World Oceans Day 'Flash Mob' in Dakar. © Clément  Tardif / Greenpeace
© Clément Tardif / Greenpeace

Interdiction des sachets plastiques au Sénégal : Y a-t-il péril en la loi ?20 avril 2020 – il y a un an, entrait en vigueur au Sénégal, la loi n°2020-04 du 8 janvier 2020 relative à la prévention et à la réduction de l’incidence sur l’environnement des produits plastiques. En effet, cette loi interdit les produits plastiques à usage unique comme les gobelets, couvercles, pipettes et tous sachets destinés à être utilisés pour conditionner l’eau ou toute autre boisson.

Sénégal, une longue tradition de politique contre le plastique.

Une nouvelle loi ? Pas exactement, puisque dès 1974 au Sénégal, des textes de loi qui se sont évertués à traiter  la question du plastique, à la portée bien trop limitée pour être efficace. L’adoption de la Loi n°2015-09 du 04 mai 2015 relative à l’interdiction de la production, de l’importation, de la détention, de la distribution, de l’utilisation de sachets plastiques de faible micronnage et à la gestion rationnelle des déchets plastiques, marquait la volonté du Sénégal de lutter contre la pollution plastique avec l’élaboration d’un texte beaucoup plus ambitieux.

Alors, qu’apporte de plus la loi n°2020-04 du 8 janvier 2020 ? Diverses mesures ont été prises à savoir l’interdiction des sacs de plastique en sortie de caisse, un système de consigne pour les bouteilles plastiques, une filière de responsabilité élargie des producteurs à créer, l’interdiction des déchets plastiques au Sénégal, entre autres. 

Incontestablement, cette nouvelle loi pose les jalons de la mise en place d’une gestion rationnelle des déchets plastiques, avec pour objectif  principal la réduction de leur quantité. Pourtant, un an après son entrée en vigueur au Sénégal, que vaut réellement cette loi ? 

Plastics Clean up on Beach in Senegal. © Ibrahima Kebe Diallo / Greenpeace
© Ibrahima Kebe Diallo / Greenpeace

Gestion des déchets plastiques au Sénégal: un chantier titanesque

Tout d’abord, il faut rappeler que le péril plastique menace toute la planète. Sur terre comme en mer, selon les chiffres de National Geographic, « 5000 milliards de morceaux de plastique flottent déjà dans nos océans.

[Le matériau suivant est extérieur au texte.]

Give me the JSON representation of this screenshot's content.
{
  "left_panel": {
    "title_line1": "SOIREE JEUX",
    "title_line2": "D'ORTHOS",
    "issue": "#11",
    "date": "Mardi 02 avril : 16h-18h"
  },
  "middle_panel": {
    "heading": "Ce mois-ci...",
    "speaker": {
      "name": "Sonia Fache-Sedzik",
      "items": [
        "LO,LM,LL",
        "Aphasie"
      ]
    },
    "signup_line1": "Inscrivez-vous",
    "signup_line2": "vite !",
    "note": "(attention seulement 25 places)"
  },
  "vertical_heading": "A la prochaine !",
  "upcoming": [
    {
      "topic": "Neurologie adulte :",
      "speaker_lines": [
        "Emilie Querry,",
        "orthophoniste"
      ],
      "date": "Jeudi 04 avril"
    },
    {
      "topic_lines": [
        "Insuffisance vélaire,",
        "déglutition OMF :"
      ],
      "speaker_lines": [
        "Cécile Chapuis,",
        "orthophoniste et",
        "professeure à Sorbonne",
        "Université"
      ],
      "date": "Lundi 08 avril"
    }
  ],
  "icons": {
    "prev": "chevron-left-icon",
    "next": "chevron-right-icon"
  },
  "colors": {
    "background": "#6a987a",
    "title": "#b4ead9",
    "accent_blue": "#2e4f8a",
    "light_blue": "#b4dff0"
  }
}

À travers le monde, 73 % des déchets sur les plages sont du plastique : filtres de cigarettes, bouteilles, bouchons, emballages alimentaires, sacs ou bacs en polystyrène ». Cette situation préoccupante est très loin de s’améliorer puisque « d’ici 2050, toutes les espèces d’oiseaux marins mangeront du plastique régulièrement et les estimations sur la durée de vie du plastique vont de 450 ans à l’infini ». L’ère de la consommation du plastique pourrait encore perdurer sur plusieurs décennies et toute espèce vivante en serait victime.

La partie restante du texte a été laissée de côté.